A lot of people so far today have asked me who I voted for. I have a two-part answer to that:
Part 1: None of your business. Screw you.
Part 2: I will, however, tell you who I didn’t vote for.
You see, before I even start researching candidates or reading campaign literature I eliminate quite a few right off the top. I have a list of rules that, due to personal beliefs and pet peeves, I use to filter the ballot down.
Do they make voting difficult? Yes, definitely. They rule out the majority of candidates and require some Googling. But is it worth it? Absolutely. Right off the top it makes sure that my core beliefs about how our government should run are taken into account and it forces me to know a little more about the candidates other than what they say in TV commercials.
So, without further delay, Danny’s Rules of Voting:
Rule 1: I will not vote in uncontested races.
Look, I know it’s not the candidate’s fault that nobody ran against them. I know that all it takes is one vote for them to win so it’s a purely symbolic protest. But I’m not participating in a sham contest that does nothing to improve the quality of our representation or make a politician justify their paycheck. So, sorry Susan Bonilla, it’s nothing personal but you’re going to win without me.
(The exception is Presidential incumbents in the primary. Nobody ever runs against them so I use my vote or lack thereof to approve or protest their performance.)
Rule 2: The candidate must live in the district they represent.
I know the Constitution doesn’t say a Representative has to live in their district to represent it, merely in the same state. But just because something is legal doesn’t make it right so I’ll have no part in it. Same goes for local races, so if former Concord City Councilwoman Helen Allen lives in Sacramento but lists her sister’s Concord address on the form so she can still run, not only will I not vote for her but will actively campaign against her. And remain bitter about it years later apparently.
Rule 3: I have a personal two-term limit for all offices.
Nobody should stay in one office for more than two terms. State legislature, Congress, City Council, whatever. If it’s good enough for George Washington it’s good enough for me.
Yes, I understand that longer-tenured members of Congress get to be committee chairpeople and have nicer offices and more influence, but I don’t care. I’m extremely uncomfortable with the idea of a ruling class that spends their entire adult lives passing laws rather than living in the society they’re passing the laws for. Eventually it becomes all about trading favors, supporting the party and getting reelected, all at the expense of actually representing the actual people in your state or district. It goes against the very concept of a representative republic.
Since nobody will pass term limits for themselves I don’t vote for anyone who passed the two-term limit. So Senator Feinstein and Congressman Miller, don’t take this the wrong way, but get a job.
Rule 4: The candidate’s campaign site must mention at least three things specific to the state or district you’re trying to represent.
This one is a relatively recent addition. With our current era of blind partisanship and herd mentality a depressingly staggering number of campaign sites only state positions on national issues and never once mention the actual area they want to represent.
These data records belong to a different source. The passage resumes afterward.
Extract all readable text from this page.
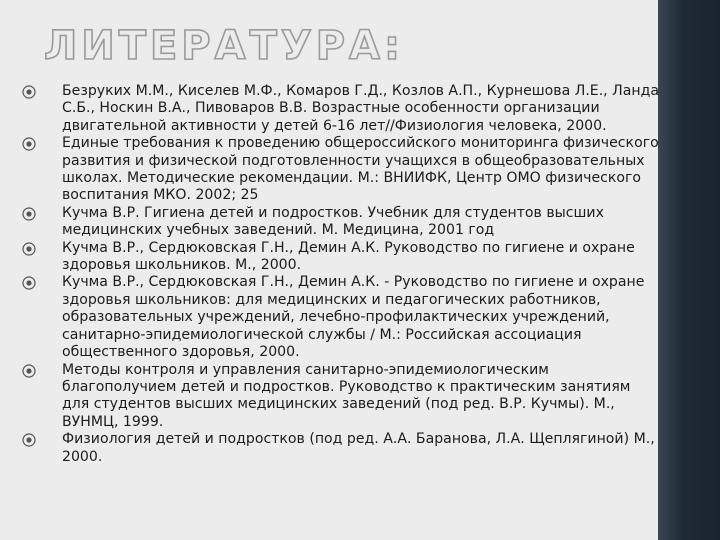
ЛИТЕРАТУРА:
Безруких М.М., Киселев М.Ф., Комаров Г.Д., Козлов А.П., Курнешова Л.Е., Ланда С.Б., Носкин В.А., Пивоваров В.В. Возрастные особенности организации двигательной активности у детей 6-16 лет//Физиология человека, 2000.
Единые требования к проведению общероссийского мониторинга физического развития и физической подготовленности учащихся в общеобразовательных школах. Методические рекомендации. М.: ВНИИФК, Центр ОМО физического воспитания МКО. 2002; 25
Кучма В.Р. Гигиена детей и подростков. Учебник для студентов высших медицинских учебных заведений. М. Медицина, 2001 год
Кучма В.Р., Сердюковская Г.Н., Демин А.К. Руководство по гигиене и охране здоровья школьников. М., 2000.
Кучма В.Р., Сердюковская Г.Н., Демин А.К. - Руководство по гигиене и охране здоровья школьников: для медицинских и педагогических работников, образовательных учреждений, лечебно-профилактических учреждений, санитарно-эпидемиологической службы / М.: Российская ассоциация общественного здоровья, 2000.
Методы контроля и управления санитарно-эпидемиологическим благополучием детей и подростков. Руководство к практическим занятиям для студентов высших медицинских заведений (под ред. В.Р. Кучмы). М., ВУНМЦ, 1999.
Физиология детей и подростков (под ред. А.А. Баранова, Л.А. Щеплягиной) М., 2000.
Seriously, candidates, what part of “representative republic” don’t you understand? We’re not electing a dictator, we’re electing a proxy. I don’t want to pick another Democratic or Republican vote, I want to pick someone who will go to Washington and fight for my community’s interests and wellbeing. So if you can’t be bothered to have your staff research the district you’re running in and pick three local issues to take a position on, you need to retake high school civics rather than hold any office.
Rule 5: If a candidate’s campaign literature vows to do something that’s not part of the office’s Constitutional power even once they’re disqualified.
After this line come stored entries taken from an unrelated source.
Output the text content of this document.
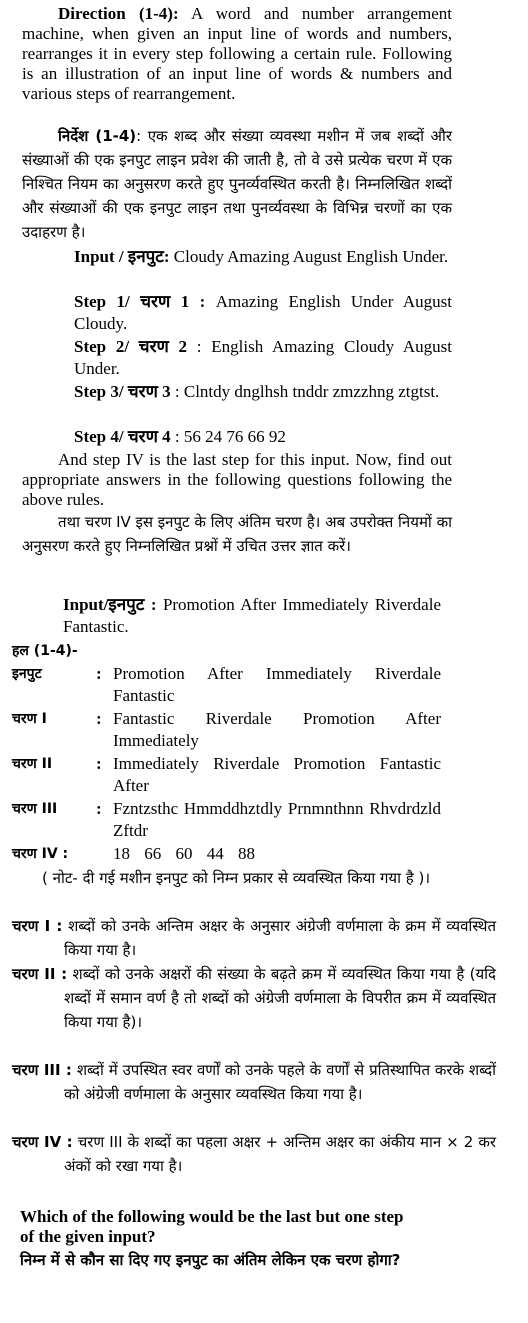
Direction (1-4): A word and number arrangement machine, when given an input line of words and numbers, rearranges it in every step following a certain rule. Following is an illustration of an input line of words & numbers and various steps of rearrangement.
निर्देश (1-4): एक शब्द और संख्या व्यवस्था मशीन में जब शब्दों और संख्याओं की एक इनपुट लाइन प्रवेश की जाती है, तो वे उसे प्रत्येक चरण में एक निश्चित नियम का अनुसरण करते हुए पुनर्व्यवस्थित करती है। निम्नलिखित शब्दों और संख्याओं की एक इनपुट लाइन तथा पुनर्व्यवस्था के विभिन्न चरणों का एक उदाहरण है।
Input / इनपुट: Cloudy Amazing August English Under.
Step 1/ चरण 1 : Amazing English Under August Cloudy.
Step 2/ चरण 2 : English Amazing Cloudy August Under.
Step 3/ चरण 3 : Clntdy dnglhsh tnddr zmzzhng ztgtst.
Step 4/ चरण 4 : 56 24 76 66 92
And step IV is the last step for this input. Now, find out appropriate answers in the following questions following the above rules.
तथा चरण IV इस इनपुट के लिए अंतिम चरण है। अब उपरोक्त नियमों का अनुसरण करते हुए निम्नलिखित प्रश्नों में उचित उत्तर ज्ञात करें।
Input/इनपुट : Promotion After Immediately Riverdale Fantastic.
हल (1-4)-
इनपुट	: Promotion After Immediately Riverdale Fantastic
चरण I	: Fantastic Riverdale Promotion After Immediately
चरण II	: Immediately Riverdale Promotion Fantastic After
चरण III : Fzntzsthc Hmmddhztdly Prnmnthnn Rhvdrdzld Zftdr
चरण IV :	18 66 60 44 88
( नोट- दी गई मशीन इनपुट को निम्न प्रकार से व्यवस्थित किया गया है )।
चरण I : शब्दों को उनके अन्तिम अक्षर के अनुसार अंग्रेजी वर्णमाला के क्रम में व्यवस्थित किया गया है।
चरण II : शब्दों को उनके अक्षरों की संख्या के बढ़ते क्रम में व्यवस्थित किया गया है (यदि शब्दों में समान वर्ण है तो शब्दों को अंग्रेजी वर्णमाला के विपरीत क्रम में व्यवस्थित किया गया है)।
चरण III : शब्दों में उपस्थित स्वर वर्णों को उनके पहले के वर्णों से प्रतिस्थापित करके शब्दों को अंग्रेजी वर्णमाला के अनुसार व्यवस्थित किया गया है।
चरण IV : चरण III के शब्दों का पहला अक्षर + अन्तिम अक्षर का अंकीय मान × 2 कर अंकों को रखा गया है।
Which of the following would be the last but one step of the given input?
निम्न में से कौन सा दिए गए इनपुट का अंतिम लेकिन एक चरण होगा?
There are too many instances of this to count among California’s Senate candidates so I’ll pick on the Republican Presidential field:
The President cannot unilaterally overturn a law passed by Congress once it’s been signed. It’s not possible. In fact the Constitution has checks and balances specifically to prevent it. So when a Presidential candidate vows to overturn health care reform on Day 1, that’s a DQ.
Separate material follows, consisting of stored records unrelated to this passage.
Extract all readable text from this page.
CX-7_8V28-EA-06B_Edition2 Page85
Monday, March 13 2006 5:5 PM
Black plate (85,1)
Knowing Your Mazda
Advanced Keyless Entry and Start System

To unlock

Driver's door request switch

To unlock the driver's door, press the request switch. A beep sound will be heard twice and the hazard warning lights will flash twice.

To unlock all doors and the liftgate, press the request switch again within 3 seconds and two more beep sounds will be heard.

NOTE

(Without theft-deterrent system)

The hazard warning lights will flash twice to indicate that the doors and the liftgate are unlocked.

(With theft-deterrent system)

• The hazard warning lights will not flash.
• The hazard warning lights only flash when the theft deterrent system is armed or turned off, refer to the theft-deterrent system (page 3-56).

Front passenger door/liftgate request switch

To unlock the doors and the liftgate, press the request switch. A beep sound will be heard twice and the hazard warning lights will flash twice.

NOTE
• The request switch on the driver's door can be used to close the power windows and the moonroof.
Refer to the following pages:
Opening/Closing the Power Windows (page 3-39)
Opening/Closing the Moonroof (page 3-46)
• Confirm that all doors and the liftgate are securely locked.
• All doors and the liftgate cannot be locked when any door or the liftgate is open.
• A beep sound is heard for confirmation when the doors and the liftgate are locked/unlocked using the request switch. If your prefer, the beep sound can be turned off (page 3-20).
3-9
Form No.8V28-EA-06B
The way I see it there are two possible reasons for a candidate to say something like that and both make them equally ill-suited to represent me. Either they genuinely don’t know that they’re not allowed to retroactively veto a law, in which case they need to read the Constitution sometime, or they think the voters are so stupid that they think the President can retroactively veto a law, in which case they’re definitely not going to listen to us once they’re in office. So I’m not going to help them take office.